When Anne Brunet arrived at Stanford University in 2004 as an assistant professor of genetics, she started studying both mice and worms. But she felt something was missing. Although worms grow quickly, they couldn’t answer some of her most pressing questions about aging. Since they have no skeleton, for example, there is no way to learn from them why bones get brittle.
But then a graduate student told her about the turquoise killifish. After the species was discovered in 1968, scientists found many parallels between its aging and human aging.
Old turquoise killifish lose muscle mass, as we do. The females stop producing fertile eggs. Their immune systems falter. They even get worse at learning new things later in life.
In 2006, Dr. Brunet starting assembling a team of postdoctoral researchers and graduate students to study turquoise killifish at a new level of detail. But a string of setbacks slowed them down for years.
A parasitic infection wiped out all their fish, for example; after a thorough bleaching of the lab, they had to start from scratch.
Once the scientists figured out how to keep the animals happy, Dr. Brunet’s team got down to the scientific work. They sequenced the entire genome of the turquoise killifish, identifying a number of genes known to influence aging in other species, including mice and humans.
Dr. Harel then built molecular tools the team could use to tinker with the fish’s genes. Using a new technique called Crispr, he created molecular scissors that could snip out any piece of killifish DNA and replace it with a different one.
To test his tools, Dr. Harel and his colleagues tinkered with a gene called TERT, which protects DNA from wear and tear. It encodes a protein that helps build caps at the ends of DNA molecules called telomeres.
Telomeres, like the plastic tips at the ends of shoelaces, keep DNA from fraying. As cells divide, their telomeres get shorter, and this change probably plays a role in aging. But how is still a mystery.
Dr. Harel and his colleagues succeeded in altering the TERT gene so that the fish could no longer make the protein. The engineered fish developed from embryos normally, but as adults they suffered from a number of defects.
The males became almost entirely infertile, for example, while the females made fewer eggs. Their gut linings atrophied, and they made fewer kinds of blood cells.
These results intrigued the researchers. On one hand, the changes they observed in the fish were similar to some of those in humans as they age.
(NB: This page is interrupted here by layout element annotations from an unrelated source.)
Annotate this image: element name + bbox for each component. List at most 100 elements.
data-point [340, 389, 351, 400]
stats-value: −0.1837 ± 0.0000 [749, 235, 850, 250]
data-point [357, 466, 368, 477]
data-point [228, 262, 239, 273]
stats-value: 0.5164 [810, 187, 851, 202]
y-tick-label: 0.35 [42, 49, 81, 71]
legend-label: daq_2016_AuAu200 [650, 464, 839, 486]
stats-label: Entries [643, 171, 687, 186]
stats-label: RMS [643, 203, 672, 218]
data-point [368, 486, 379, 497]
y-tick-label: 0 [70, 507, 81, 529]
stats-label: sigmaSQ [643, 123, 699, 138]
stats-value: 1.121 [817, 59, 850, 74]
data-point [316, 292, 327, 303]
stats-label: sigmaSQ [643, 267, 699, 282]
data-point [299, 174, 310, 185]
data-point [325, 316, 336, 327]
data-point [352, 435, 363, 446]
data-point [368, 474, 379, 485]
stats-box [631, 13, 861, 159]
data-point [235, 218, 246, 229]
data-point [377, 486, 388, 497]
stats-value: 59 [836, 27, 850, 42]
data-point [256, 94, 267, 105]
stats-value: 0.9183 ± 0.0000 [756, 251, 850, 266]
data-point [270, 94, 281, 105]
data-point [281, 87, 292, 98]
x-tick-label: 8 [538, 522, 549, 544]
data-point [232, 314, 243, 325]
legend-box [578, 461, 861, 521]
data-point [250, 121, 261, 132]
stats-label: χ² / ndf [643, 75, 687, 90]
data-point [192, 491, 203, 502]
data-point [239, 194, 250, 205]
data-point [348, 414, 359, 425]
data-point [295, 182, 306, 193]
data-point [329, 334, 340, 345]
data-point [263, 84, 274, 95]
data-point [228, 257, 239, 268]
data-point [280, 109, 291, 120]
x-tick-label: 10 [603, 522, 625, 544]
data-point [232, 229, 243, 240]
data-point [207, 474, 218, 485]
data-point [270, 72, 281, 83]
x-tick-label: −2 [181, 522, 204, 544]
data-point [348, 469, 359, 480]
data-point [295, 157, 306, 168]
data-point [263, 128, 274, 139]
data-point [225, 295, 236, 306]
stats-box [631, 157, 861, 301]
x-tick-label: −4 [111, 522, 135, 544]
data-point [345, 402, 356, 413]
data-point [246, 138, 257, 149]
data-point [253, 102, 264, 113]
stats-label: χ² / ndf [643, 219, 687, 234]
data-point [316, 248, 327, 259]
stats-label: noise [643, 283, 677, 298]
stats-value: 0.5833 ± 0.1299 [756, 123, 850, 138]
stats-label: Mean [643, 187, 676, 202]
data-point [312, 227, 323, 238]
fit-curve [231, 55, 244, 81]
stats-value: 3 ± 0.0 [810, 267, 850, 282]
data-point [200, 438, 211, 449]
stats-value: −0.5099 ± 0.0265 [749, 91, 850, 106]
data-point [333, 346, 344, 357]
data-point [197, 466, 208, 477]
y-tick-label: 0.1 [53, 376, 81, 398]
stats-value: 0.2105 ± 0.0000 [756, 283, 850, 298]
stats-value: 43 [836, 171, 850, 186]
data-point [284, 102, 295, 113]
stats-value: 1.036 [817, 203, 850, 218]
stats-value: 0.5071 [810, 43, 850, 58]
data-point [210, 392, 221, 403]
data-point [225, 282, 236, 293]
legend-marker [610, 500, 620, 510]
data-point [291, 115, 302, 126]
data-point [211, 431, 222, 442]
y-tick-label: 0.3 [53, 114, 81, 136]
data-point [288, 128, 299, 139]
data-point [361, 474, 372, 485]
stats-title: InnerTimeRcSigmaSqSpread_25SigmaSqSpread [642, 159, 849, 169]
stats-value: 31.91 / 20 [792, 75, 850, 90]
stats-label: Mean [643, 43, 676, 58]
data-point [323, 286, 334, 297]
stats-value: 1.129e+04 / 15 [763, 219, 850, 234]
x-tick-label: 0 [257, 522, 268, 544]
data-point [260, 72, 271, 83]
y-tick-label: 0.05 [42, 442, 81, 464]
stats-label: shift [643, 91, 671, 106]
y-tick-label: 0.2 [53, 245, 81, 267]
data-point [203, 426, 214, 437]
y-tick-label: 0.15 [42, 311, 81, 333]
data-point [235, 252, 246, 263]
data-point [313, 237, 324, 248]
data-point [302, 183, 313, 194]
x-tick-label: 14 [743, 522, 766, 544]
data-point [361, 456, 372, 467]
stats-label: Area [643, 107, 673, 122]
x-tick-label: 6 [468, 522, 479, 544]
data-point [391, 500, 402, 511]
Yet the fish didn’t die any sooner than ones with working TERT genes.
Dr. Brunet was thrilled to have gotten these kinds of results so quickly from the fish. “It’s one of those moments you live for in science,” she said. She and her colleagues published their findings this month in the journal Cell.
Dr. Brunet plans to experiment with other turquoise killifish genes implicated in aging in other species, and then search for genes relevant to aging that may have been missed in longer-lived animals.
The researchers also hope to test anti-aging treatments on the fish. A drug that provides even two extra weeks of life may point the way to a compound that extends human lives by years.
“I hope it’s going to open doors for our lab, and for others,” Dr. Brunet said.